The dose of the pegylated interferon (PEGASYS) used in the combination therapy studies, 180 mcg fixed dose administered once weekly SC, was selected based on the monotherapy studies. No dose ranging studies of PEGASYS in combination with ribavirin (COPEGUS) were carried out.

The selection of the ribavirin (COPEGUS) dose was based in part on its similarity to the ‘Schering ribavirin’ (Rebetol). In study 1 (#15801), the COPEGUS dose was crudely weight adjusted (1000 mg for body weight <75 kg and 1200mg for body weight > 75 kg administered in split dose once daily with food ). In study 2 (#15942), two doses of ribavirin were compared, a "low" fixed dose (800 mg) and the "standard" or crudely weight adjusted dose(1000-1200mg).

Exploratory analyses suggested that individuals treated with the combination therapy who were > 85 kg had a lower sustained viral response (SVR) than those < 85 kg, and experienced less toxicity, particularly hematologic toxicity, compared to patients with a lower body weight.

1. Should the sponsor evaluate lower doses (e.g. 135 : g) and/or weight-based dosing (vs. fixed dosing) of PEGASYS in combination with COPEGUS?
2. Should the sponsor evaluate additional dosages of COPEGUS? If so, please discuss, in light of the dose comparison performed in study #2, what additional doses should be studied.

Note that if licensed, such studies could be performed in the post-marketing period

DOSE AND Treatment Duration

In study 2, in addition to the two doses of COPEGUS, two intervals of combination therapy, 24 weeks and 48 weeks, were evaluated. Because of the unequal randomization, with higher risk patients preferentially placed in the higher dose of COPEGUS and longer treatment duration, it is not possible to directly compare total SVRs across all four treatments. Based on comparisons across randomization strata, patients with HCV genotype 1 achieved higher SVRs with the higher COPEGUS dose and longer duration of treatment. For patients with HCV genotype non- 1, neither more COPEGUS nor a longer duration of treatment appear to improve the SVR. However, the SVR data in the small subset of patients infected with HCV genotype 4 suggest a possible benefit for higher COPEGUS dose and longer duration of treatment.
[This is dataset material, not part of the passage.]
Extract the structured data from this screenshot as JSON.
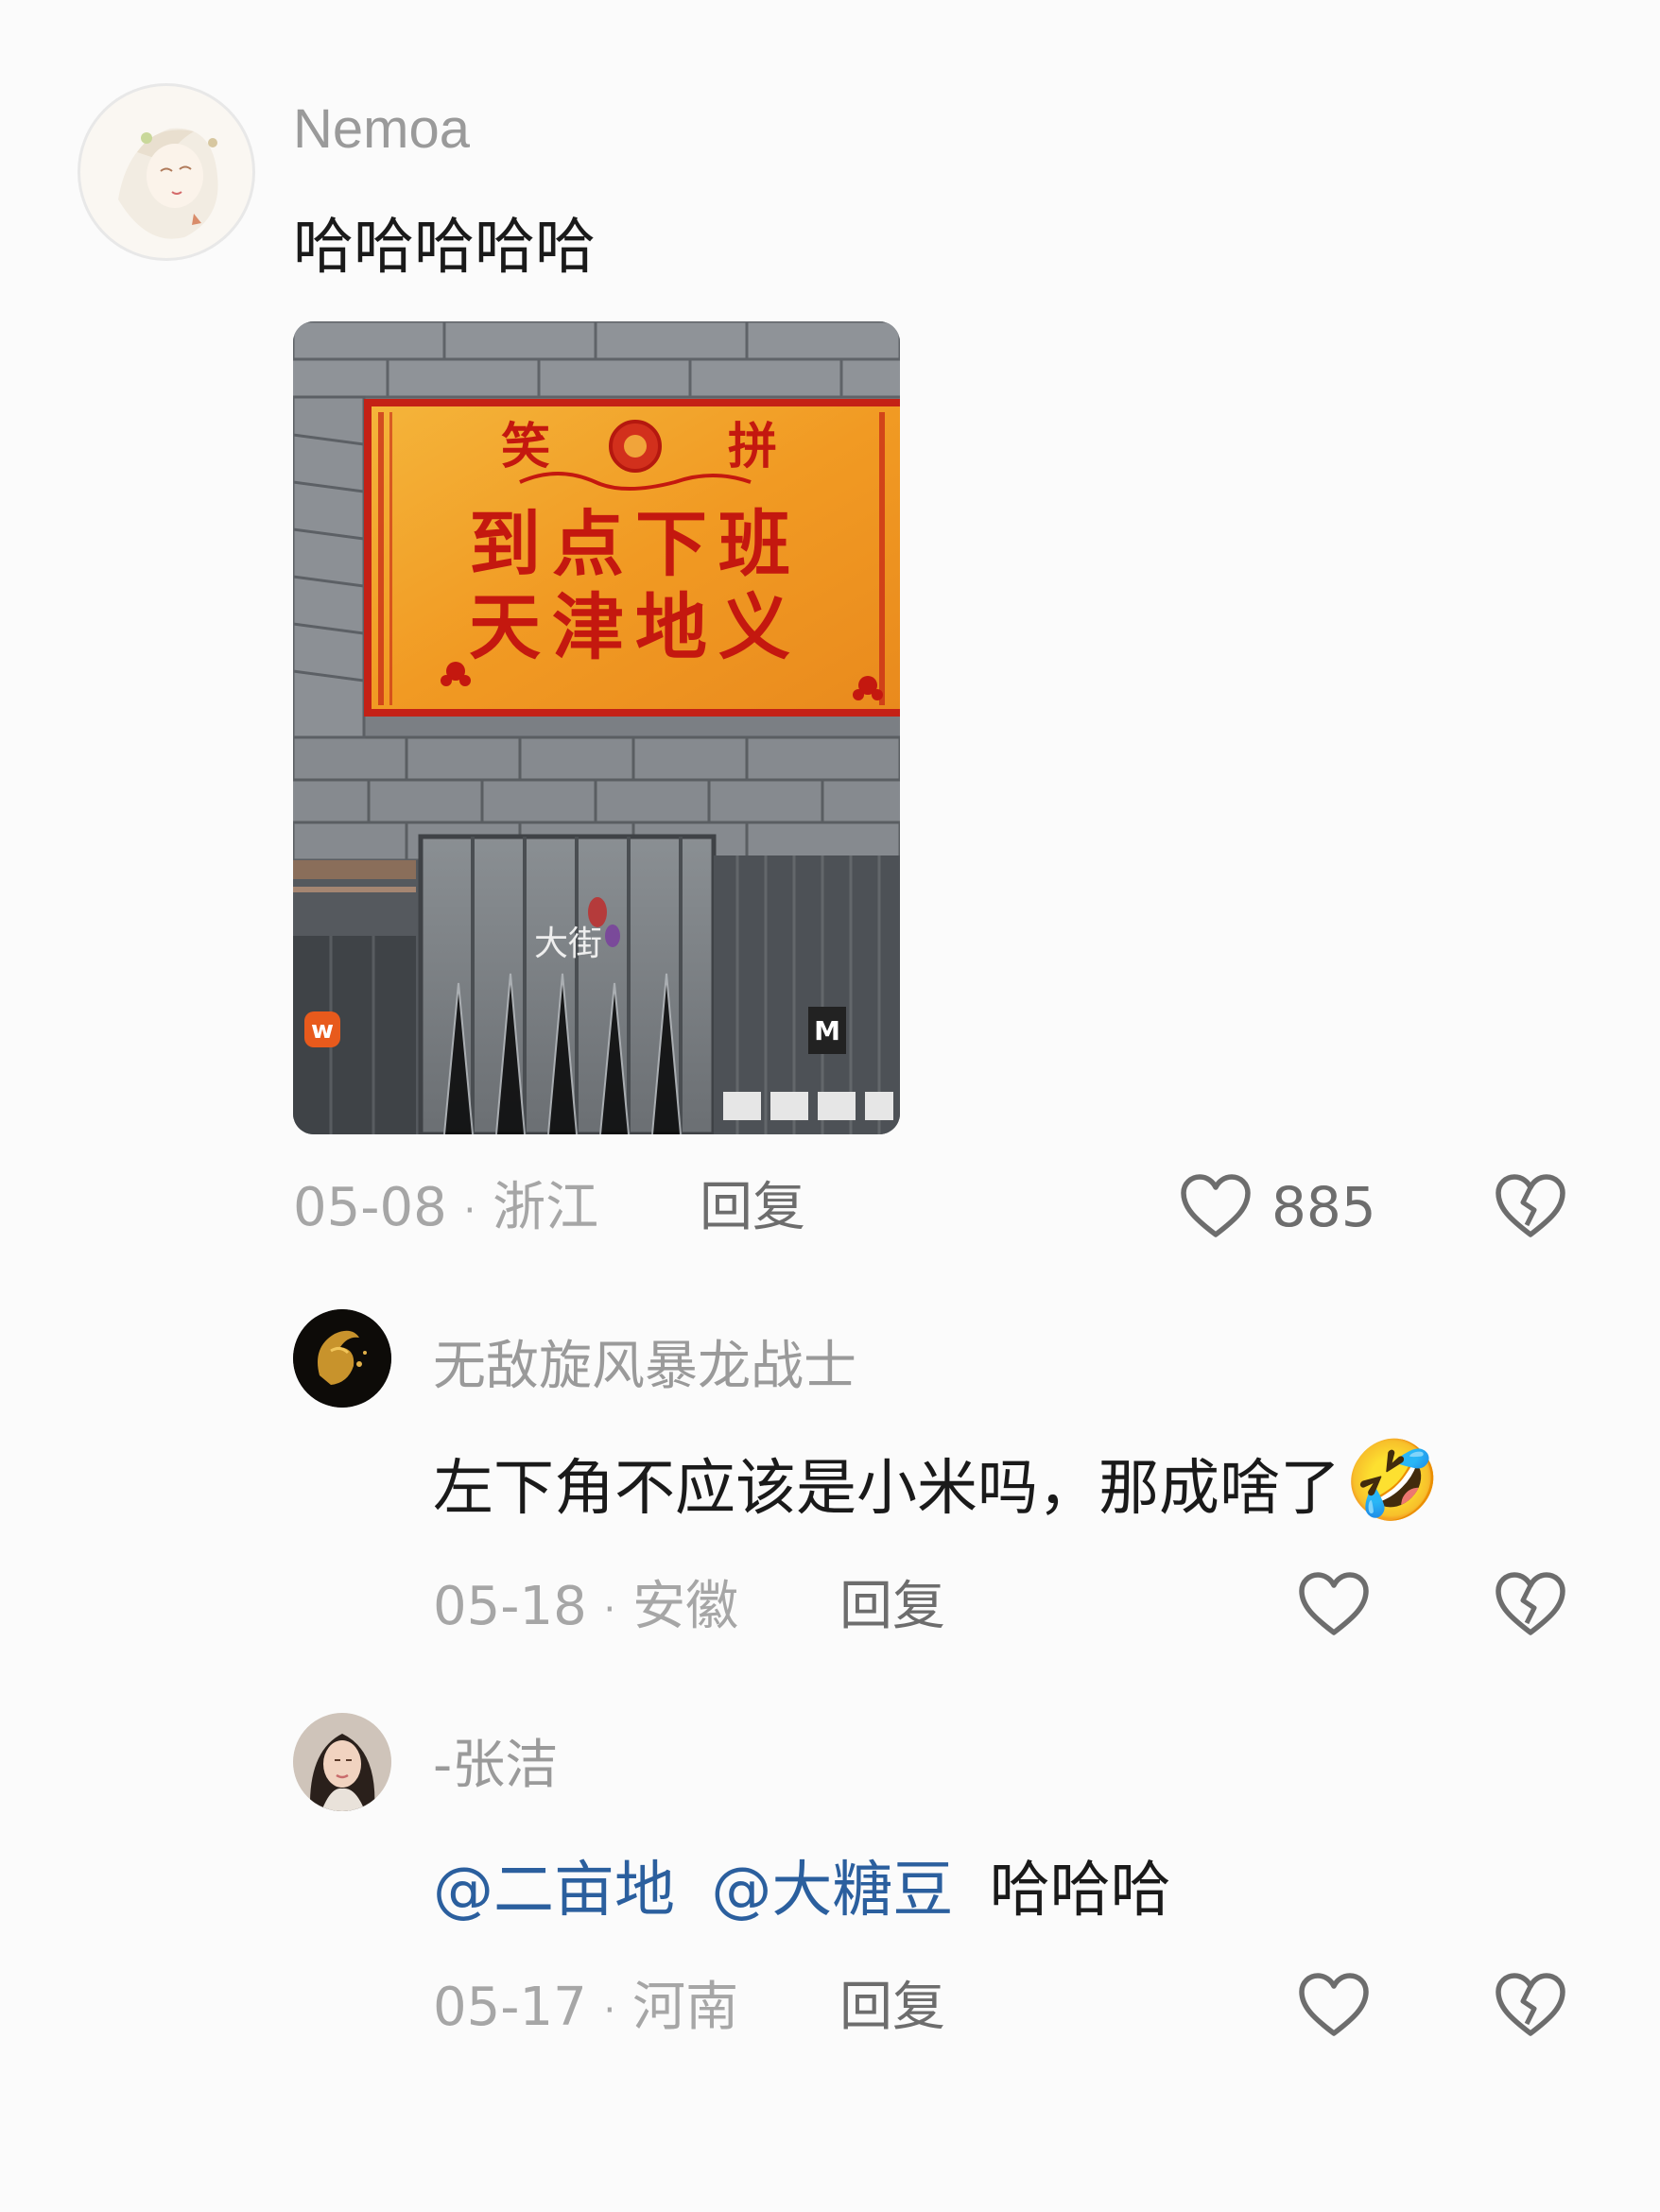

3. If licensed, please discuss what dose of COPEGUS and what duration of treatment should be recommended based on viral factors that predict treatment response. Are there sufficient data in genotype 2 and 3 patients, regardless of viral load, to recommend shorter treatment duration and or 800 mg COPEGUS? If not, what additional studies should be conducted?

US patients achieved lower SVRs than non-US patients, regardless of treatment arm. For example, in study 1, response rates were in US patients and non-US patients were 42% and 61%, respectively. The US patients had a greater preponderance of higher risk factors, including genotype 1, cirrhosis, older age, and higher body weight. In the multivariate analysis, these factors had more of an impact on ultimate treatment response, while geographic region contributed less.

Assuming the differences across regions are real, regardless of causative factors, studies conducted predominantly in the US will yield lower SVRs than studies conducted predominantly outside the US.

The overall reported incidence of adverse events per patient was higher in US patients compared to non-US patients.

Of the three efficacy studies conducted in the PEGASYS monotherapy program, one specifically targeted patients with cirrhosis. Approximately 80% of the patients in that study had cirrhosis or bridging fibrosis. In contrast, approximately 20% of patients enrolled in the other two trials had cirrhosis, a percentage more representative of studies in chronic hepatitis C. The monotherapy label specifically identifies the cirrhotic population as one in which efficacy had been demonstrated.

In the PEGASYS/COPEGUS combination studies, patients with cirrhosis comprised 13 and 25% of the patients.

6. Please discuss the implications of cirrhosis. Should clinical development programs for products intended for treatment of patients with chronic hepatitis C infection include separate studies for patients with cirrhosis? Should presence of cirrhosis be a stratification variable?

In both studies, study subjects who did not demonstrate either an early virologic response (HCV negative or ³ 2 log₁₀ decrease) or an early biochemical response (normal ALT) could be withdrawn from the study by 12 weeks of therapy and were to be withdrawn from study if unresponsiveness persisted by 24 weeks. Ninety-six percent of patients who showed no early virologic response by week 12 failed to achieve a SVR.

8. Please discuss how best to further evaluate, characterize, and minimize the toxicity of PEGASYS/COPEGUS, specifically with regard to the hematologic and infectious events. Note that some of these assessments could be incorporated into the design of ongoing studies conducted in other clinical settings.